Tant d'amours perdus au fond de nos mémoires,rangés dans un tiroir ….
C'était d'abord sa voix. Une voix qui donnait envie de s'y plonger, et
grave, et mélodieuse. Une voix qui donnait envie de fermer les yeux. J'ai aimé
cette voix avant le reste, essayant de deviner à ses intonations qui il pouvait être. Il s'exprimait avec aisance
et humour, mais avec juste assez de pudeur et de discrétion, pas de timidité,
non, en aucun cas, mais avec cette retenue et ce mystère si rares. J'aurais
voulu l'approcher, le toucher. Plus tard je croisai son regard. Brun, non pas
bleu comme il se doit. Je baissai les yeux la première fois, puis je cherchai
avidement à le rencontrer par l'oeil, par la voix. Car aucun de nos autres
sens, de proximité, ne seraitent mis en jeu.
Je l'aimerai en silence, je suis douée pour cela, me répétais-je. Pour broder,
et rêver, et imaginer.
Pour éviter le dur choc du réel. Tout cela, je tentais
de le faire mien, mais la balance penchait dangereusement. Et j'étais
terriblement attirée par lui.
La salle se vidait maintenant, il fallait d'une manière ou d'une autre lui
faire comprendre.
Ne pas rester seule avec ce trop plein. Et lui, que voyait-il quand son regard
croisait le mien ?
Rien ne me distinguait de la cinquantaine d'autres élèves qui suivaient ses
cours ...
Alors j'osai.
Audace bien petite pour quiconque d'autre que moi: m'approcher, sentir quelques secondes la chaleur de son corps, les effluves de
son parfum, le frôler, doucement, en passant. En me glissant vers la sortie.
Je le verrai chaque lundi à neuf heures.
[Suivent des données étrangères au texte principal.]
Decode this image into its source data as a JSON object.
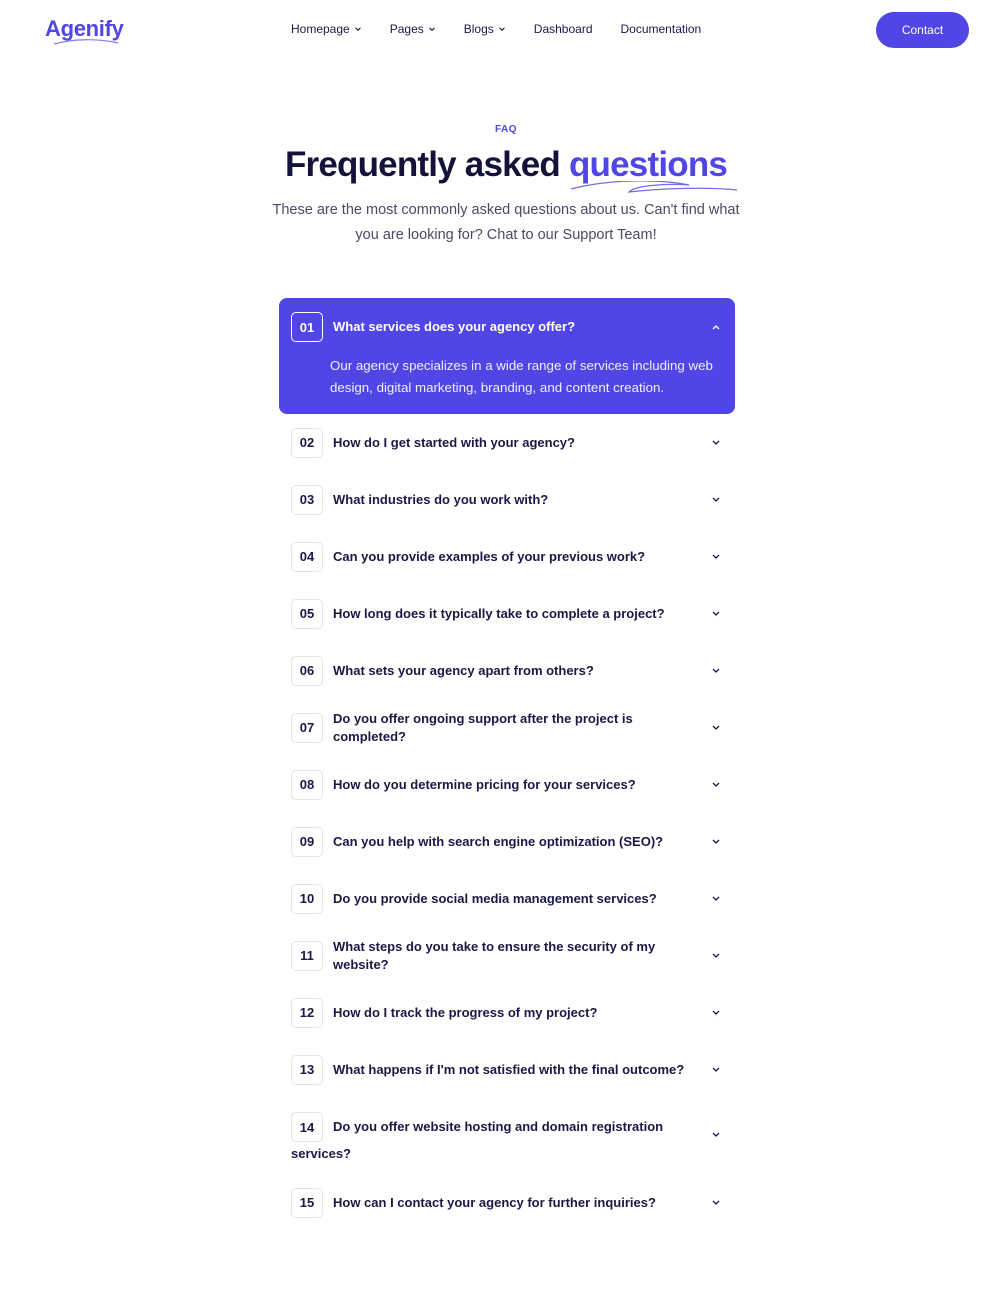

Il n'y aura rien d'autre entre nous
que cette relation de savoir. Ma main tremblera bien un peu quand j'écrirai sur
la feuille qu'il ramassera.
Mes doigts frôleront peut-être les siens quand il me rendra ma copie.
Peut-être aurais-je droit à un sourire ?
Mais il n'en saura jamais rien.
Bien des années passèrent…
Cette rencontre, cette histoire inachevée, elles les avaient déposées dans un
recoin de sa mémoire.
Il suffisait de la relecture d’un texte, pour que tout cela
resurgisse.
Son goût de la poésie elle le devait sûrement à ses yeux bruns qui chaque lundi
matin à neuf heures venaient la troubler. Elle avait trouvé le moyen de se rapprocher
de lui en étant devenue une brillante élève, il s’attardait sur ses copies, les
commentait en souriant.
Elle avait pris goût à se rendre dans les librairies, feuilleter les ouvrages
pendant des heures, perdue dans ses pensées, plongée dans son monde intérieur. Elle
était alors isolée, ne remarquant pas la présence des autres clients. Dans son
esprit des références de livres, des titres, des auteurs, des poésies. Toujours
prête à saisir tout ouvrage encore inconnu sa main se déplaçait dans les rayons.
Elle allait s’emparer d’un recueil de poèmes lorsqu’elle a heurté une main d’homme
posée sur le même livre. Tournant alors la tête pour présenter de brèves excuses
elle a tout de suite reconnu son ancien professeur. Lui-même étonné de se
trouver face à cette femme, elle, son ancienne élève. Il n’a rien oublié de ce
délicieux malaise qui lui serrait le coeur dès le dimanche soir, du trouble
qu’il ressentait chaque lundi matin lorsqu’il ouvrait la porte de cette salle
de classe. Il se souvient encore de sa présence attentive pendant les cours,
suspendue qu’elle était à son regard, buvant ses mots.
Les gestes sont restés figés, les mots n’ont pu être prononcés, les regards
étaient de braise,
elle a tout de suite remarqué qu’il ne portait plus d’alliance.